Summer Fun For You, Danger To Your Dog

July 4, 2019

 

 

Family Fun and Celebration is wonderful, but not everyone loves the whizz and bang of fireworks. Let me rephrase that, even though humans love 4th of July, not all pets will agree.

The many aspects of the 4th of July Festivities may be frightening to your dog, large crowds, noise, new smells, and human food, these things could cause a dangerous situation.

Noisy fireworks can startle your dog causing them to run away. Debris could look like a toy to your dog, and be deadly if eaten or swallowed. There is also the potential for burns. Human foods are unhealthy or even have the potential to be dangerous if consumed by your dog. so keep in mind what is fun for you, could be a hazard to your dog.

 

Prepare Ahead

Make sure your dog has identification tags with your correct contact information. This would be a good time to consider microchipping your dog if you haven't already done that. We hear at Ruffwood Labs use the AKC Reunite microchip, which is the size of a grain of rice, is easily inserted, and reasonable prices. But, remember if you already have a microchip, keep your information up to date, outdated information does not get your doggy friend home. Did you register your microchip?
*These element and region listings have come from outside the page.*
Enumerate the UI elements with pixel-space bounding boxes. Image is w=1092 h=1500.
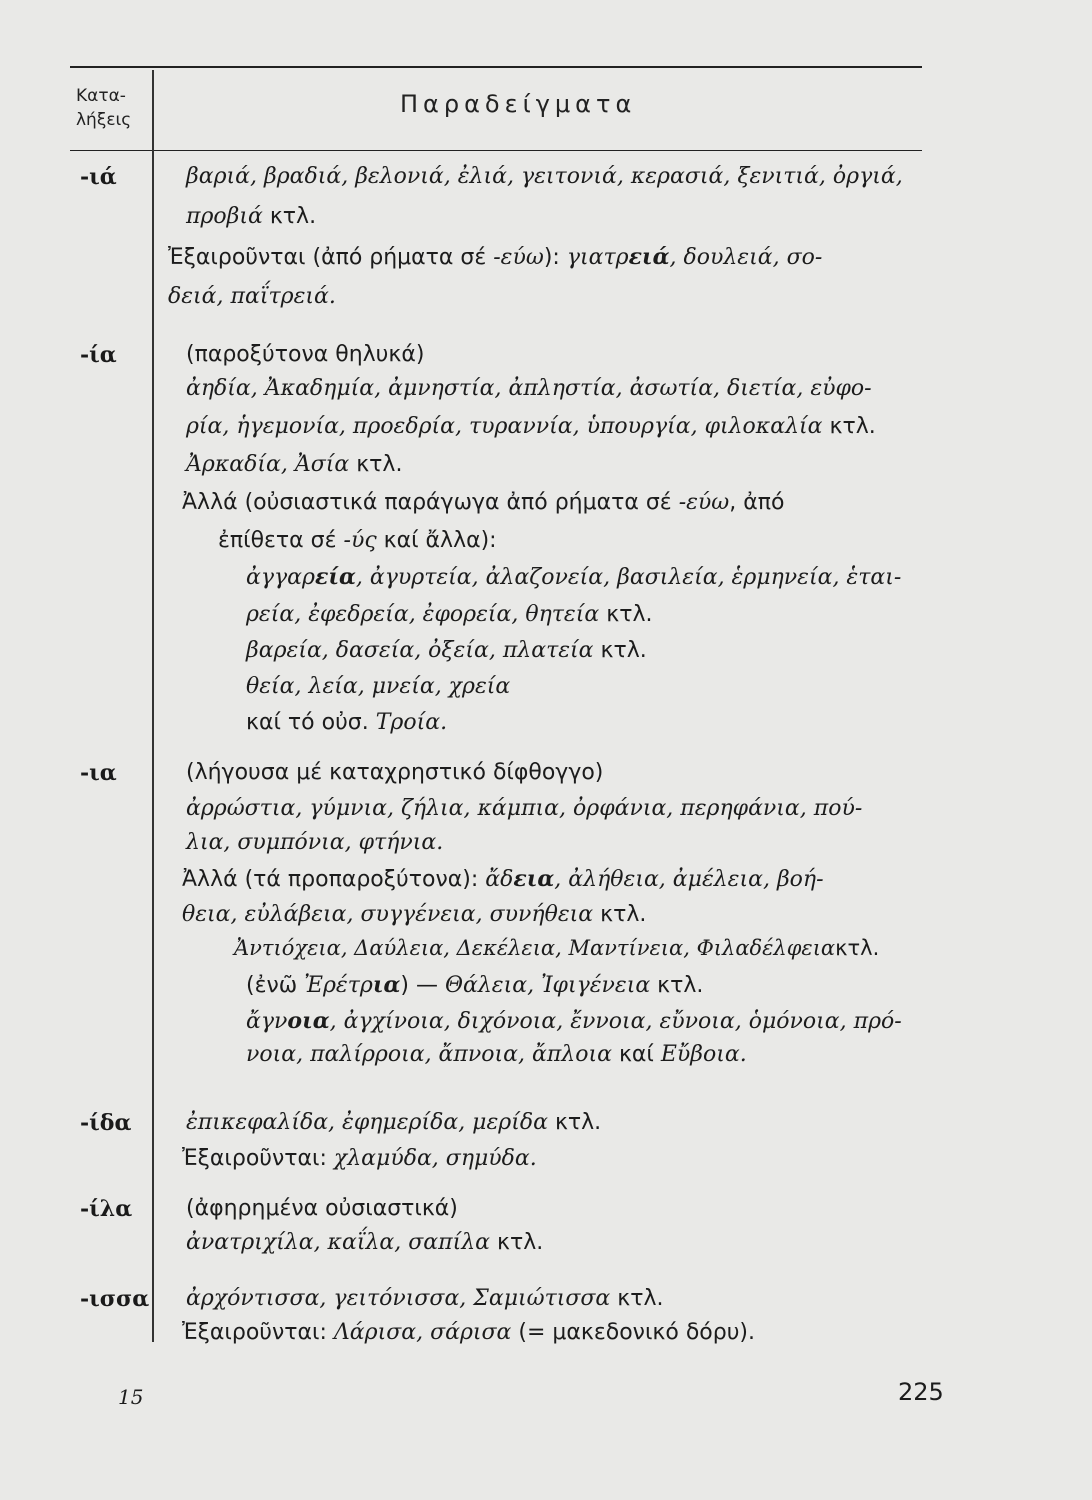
example-words: χλαμύδα, σημύδα. <box>333 1146 537 1171</box>
ending-ia-acute: -ία <box>80 342 117 368</box>
abbr-ktl: κτλ. <box>349 452 403 477</box>
adjective-ending: -ύς <box>343 528 377 553</box>
example-line <box>246 710 447 735</box>
example-line: βαριά, βραδιά, βελονιά, ἐλιά, γειτονιά, κερασιά, ξενιτιά, ὀργιά, <box>186 164 903 189</box>
abbr-ktl: κτλ. <box>822 414 876 439</box>
abbr-ktl: κτλ. <box>593 902 647 927</box>
note-text: καί τό οὐσ. <box>246 710 376 735</box>
category-note: (παροξύτονα θηλυκά) <box>186 342 425 367</box>
example-word-stem: γιατρ <box>566 245 629 270</box>
example-word-stem: Ἐρέτρ <box>304 973 373 998</box>
example-words: προβιά <box>186 204 263 229</box>
example-line: ἀρρώστια, γύμνια, ζήλια, κάμπια, ὀρφάνια, περηφάνια, πού- <box>186 796 863 821</box>
example-words: Τροία. <box>375 710 448 735</box>
example-line <box>182 1146 537 1171</box>
example-words: Εὔβοια. <box>660 1042 747 1067</box>
example-word-stem: ἀγγαρ <box>246 565 315 590</box>
example-words: θεια, εὐλάβεια, συγγένεια, συνήθεια <box>182 902 594 927</box>
column-header-endings-line2: λήξεις <box>76 110 132 130</box>
example-word-ending: οια <box>287 1008 330 1034</box>
punctuation: ) — <box>400 973 445 998</box>
example-words: ἀρχόντισσα, γειτόνισσα, Σαμιώτισσα <box>186 1286 611 1311</box>
example-words: Θάλεια, Ἰφιγένεια <box>444 973 651 998</box>
abbr-ktl: κτλ. <box>599 602 653 627</box>
verb-ending: -εύω <box>678 490 730 515</box>
example-words: ἀνατριχίλα, καΐλα, σαπίλα <box>186 1230 491 1255</box>
example-words: , δουλειά, σο- <box>669 245 823 270</box>
signature-mark: 15 <box>118 1385 144 1409</box>
example-word-stem: ἄγν <box>246 1009 288 1034</box>
category-note: (λήγουσα μέ καταχρηστικό δίφθογγο) <box>186 760 604 785</box>
example-line <box>234 936 879 960</box>
exception-label: Ἀλλά (τά προπαροξύτονα): <box>182 867 486 892</box>
punctuation: ): <box>543 245 567 270</box>
abbr-ktl: κτλ. <box>490 1230 544 1255</box>
example-line <box>186 452 402 477</box>
example-word-ending: εία <box>314 564 356 590</box>
example-line <box>218 528 497 553</box>
example-line <box>246 972 703 998</box>
ending-ila: -ίλα <box>80 1196 133 1222</box>
example-words: , ἀλήθεια, ἀμέλεια, βοή- <box>554 867 824 892</box>
conjunction: καί <box>611 1042 661 1067</box>
abbr-ktl: κτλ. <box>593 638 647 663</box>
example-line <box>246 602 652 627</box>
exception-label: Ἐξαιροῦνται: <box>182 1320 334 1345</box>
gloss-note: (= μακεδονικό δόρυ). <box>511 1320 756 1345</box>
example-word-ending: εια <box>513 866 555 892</box>
table-column-divider <box>152 70 154 1342</box>
example-line <box>182 490 784 515</box>
example-words: ρία, ἡγεμονία, προεδρία, τυραννία, ὑπουργία, φιλοκαλία <box>186 414 823 439</box>
example-line: δειά, παΐτρειά. <box>168 284 336 309</box>
example-line <box>246 1008 902 1034</box>
exception-label: Ἐξαιροῦνται (ἀπό ρήματα σέ <box>168 245 494 270</box>
exception-label: Ἀλλά (οὐσιαστικά παράγωγα ἀπό ρήματα σέ <box>182 490 679 515</box>
example-words: , ἀγυρτεία, ἀλαζονεία, βασιλεία, ἑρμηνεία, ἑται- <box>355 565 902 590</box>
example-words: Ἀρκαδία, Ἀσία <box>186 452 350 477</box>
ending-issa: -ισσα <box>80 1286 150 1312</box>
exception-label: Ἐξαιροῦνται: <box>182 1146 334 1171</box>
exception-label: ἐπίθετα σέ <box>218 528 344 553</box>
example-words: Λάρισα, σάρισα <box>333 1320 512 1345</box>
note-text: (ἐνῶ <box>246 973 305 998</box>
example-words: ρεία, ἐφεδρεία, ἐφορεία, θητεία <box>246 602 600 627</box>
example-line <box>182 902 646 927</box>
column-header-endings-line1: Κατα- <box>76 86 126 106</box>
example-line <box>186 204 316 229</box>
example-word-stem: ἄδ <box>485 867 514 892</box>
example-words: ἐπικεφαλίδα, ἐφημερίδα, μερίδα <box>186 1110 548 1135</box>
example-words: , ἀγχίνοια, διχόνοια, ἔννοια, εὔνοια, ὁμόνοια, πρό- <box>329 1009 902 1034</box>
page-number: 225 <box>898 1378 944 1406</box>
ending-ia-stressed: -ιά <box>80 164 117 190</box>
example-word-ending: ια <box>372 972 401 998</box>
example-line <box>186 1230 543 1255</box>
ending-ia-unstressed: -ια <box>80 760 117 786</box>
ending-ida: -ίδα <box>80 1110 132 1136</box>
column-header-examples: Παραδείγματα <box>400 90 637 118</box>
abbr-ktl: κτλ. <box>262 204 317 229</box>
column-header-endings <box>76 84 152 132</box>
example-line <box>186 1286 663 1311</box>
abbr-ktl: κτλ. <box>610 1286 664 1311</box>
example-line: λια, συμπόνια, φτήνια. <box>186 830 444 855</box>
example-word-ending: ειά <box>628 244 670 270</box>
example-line <box>168 244 822 270</box>
example-words: Ἀντιόχεια, Δαύλεια, Δεκέλεια, Μαντίνεια, Φιλαδέλφεια <box>234 936 836 960</box>
abbr-ktl: κτλ. <box>835 936 880 960</box>
example-line <box>246 564 901 590</box>
verb-ending: -εύω <box>493 245 544 270</box>
example-line <box>182 1320 755 1345</box>
table-top-rule <box>70 66 922 68</box>
example-line <box>186 1110 601 1135</box>
example-line <box>186 414 876 439</box>
example-line: ἀηδία, Ἀκαδημία, ἀμνηστία, ἀπληστία, ἀσωτία, διετία, εὐφο- <box>186 376 872 401</box>
example-line <box>246 1042 747 1067</box>
example-words: νοια, παλίρροια, ἄπνοια, ἄπλοια <box>246 1042 612 1067</box>
example-line <box>246 638 647 663</box>
category-note: (ἀφηρημένα οὐσιαστικά) <box>186 1196 458 1221</box>
example-words: βαρεία, δασεία, ὀξεία, πλατεία <box>246 638 594 663</box>
abbr-ktl: κτλ. <box>650 973 704 998</box>
punctuation: , ἀπό <box>729 490 785 515</box>
example-line <box>182 866 824 892</box>
example-line: θεία, λεία, μνεία, χρεία <box>246 674 511 699</box>
abbr-ktl: κτλ. <box>547 1110 602 1135</box>
punctuation: καί ἄλλα): <box>376 528 497 553</box>
table-header-rule <box>70 150 922 151</box>
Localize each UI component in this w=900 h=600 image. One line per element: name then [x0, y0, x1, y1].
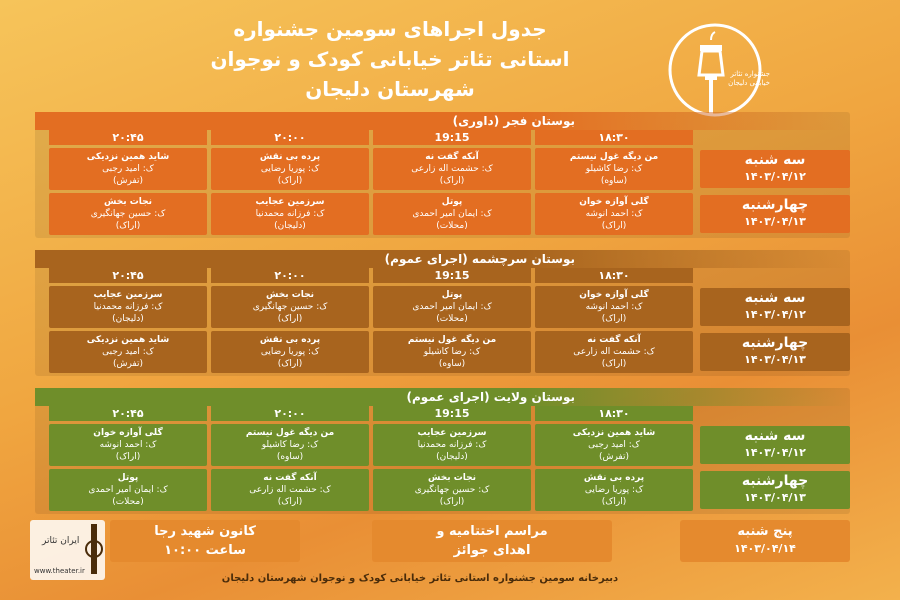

If you never registered your chip, the previous owner or breeder will the ones getting notified, slowing the process of getting Fido home.

 

Take a current photo of your dog, just in case!

 

If your dog has displayed anxious behavior in the past, or you suspect it may become nervous, you may want to take precautions. You may want to consult your physician regarding medication to keep him calm. Make sure your dog has a safe and secure environment to keep them contained. Choose the safest place for your pet, even if that is inside your home. If you opt to bring them inside, make sure the area is free of hazards. Make them comfortable by blocking out load noises by turning on the TV or radio to a station with soothing sounds, not the live coverage of the fireworks display. If your dog is not accustomed to being indoors, an escape-proof crate.

 

Leave your pet home, they won't mind missing the festivities. Unfamiliar places and crowds can be stressful and cause unwanted anxiety.

 

Keep foreign objects away from your dog! Sparklers, glow sticks, skewers and charcoal could all pique the interest of your dog. Keep your dog away from the grill, this has the potential to not only injure your dog but you. After the party, check your yard for firework debris, before allowing your dog back into the yard. Even if you were not shooting off fireworks, your neighbor could have and that could have fallen into your yard.

 

Don't Feed the dog! Table scraps are unhealthy for your dog. Many human consumable foods have the potential to be toxic and deadly to your pooch.

 

If you are hosting, remind guest to be considerate of your pup and make sure he doesn't escape and become lost.

 

To much sun and heat can be dangerous. Make sure your dog has access to plenty of cool fresh water and a shady spot to rest outside. Dehydration is a real possibility with the summer heat and humidity. Don't leave your dog outside for extended periods of time. Know the signs for a dog becoming overheated.

* Heavy panting

* dry or bright red gums

* thick drool

* vomiting

* diarrhea

* wobbly legs

 

If you are traveling out of town, consider leaving your dog home with a sitter or board them at a kennel. Not all dogs like to travel or feel comfortable in strange places. You know your dogs' behavior and what they tolerate and what they don't.

 

Never leave your dog in the vehicle, not even for a short period of time.

 

Be mindful of the hours you choose to exercise your dog, early morning or late evening are always the best times during the summer. Take breaks in the shade and provide plenty of water. Stay off the asphalt or concrete to keep your dog's paws cooler. Besides the possibility of burning their paws, it can increase their body temperature and cause over-heating. Don't allow your dog to ride the back of a truck during summer, hot metal can burn paws quickly.

 

 

Practice water safety for your dog at the pool or out on the water. Not all dogs swim well. If your dog loves to go sailing or boating, invest in a doggy life vest, in a bright color, in case of an accident. Never let your dog play in the pool area unattended. They may not know how to get out of the pool or may become trapped by the equipment. If out on the beach, strong currents or rip tides could sweep your dog out to sea. While swimming in the lake or river, keep your dog close, vessels may not be able to see your dog in the water.

 

Parasite Treatment and prevention

People aren't the only ones being bitten during the summer months. Parasites are everywhere; fleas, ticks, mosquitoes, and others. Parasites can carry tapeworms, heartworms and diseases such as Lyme. This could place your dog at risk.

 

Have a happy and relaxing summer while keeping your Best Friend safe and sound.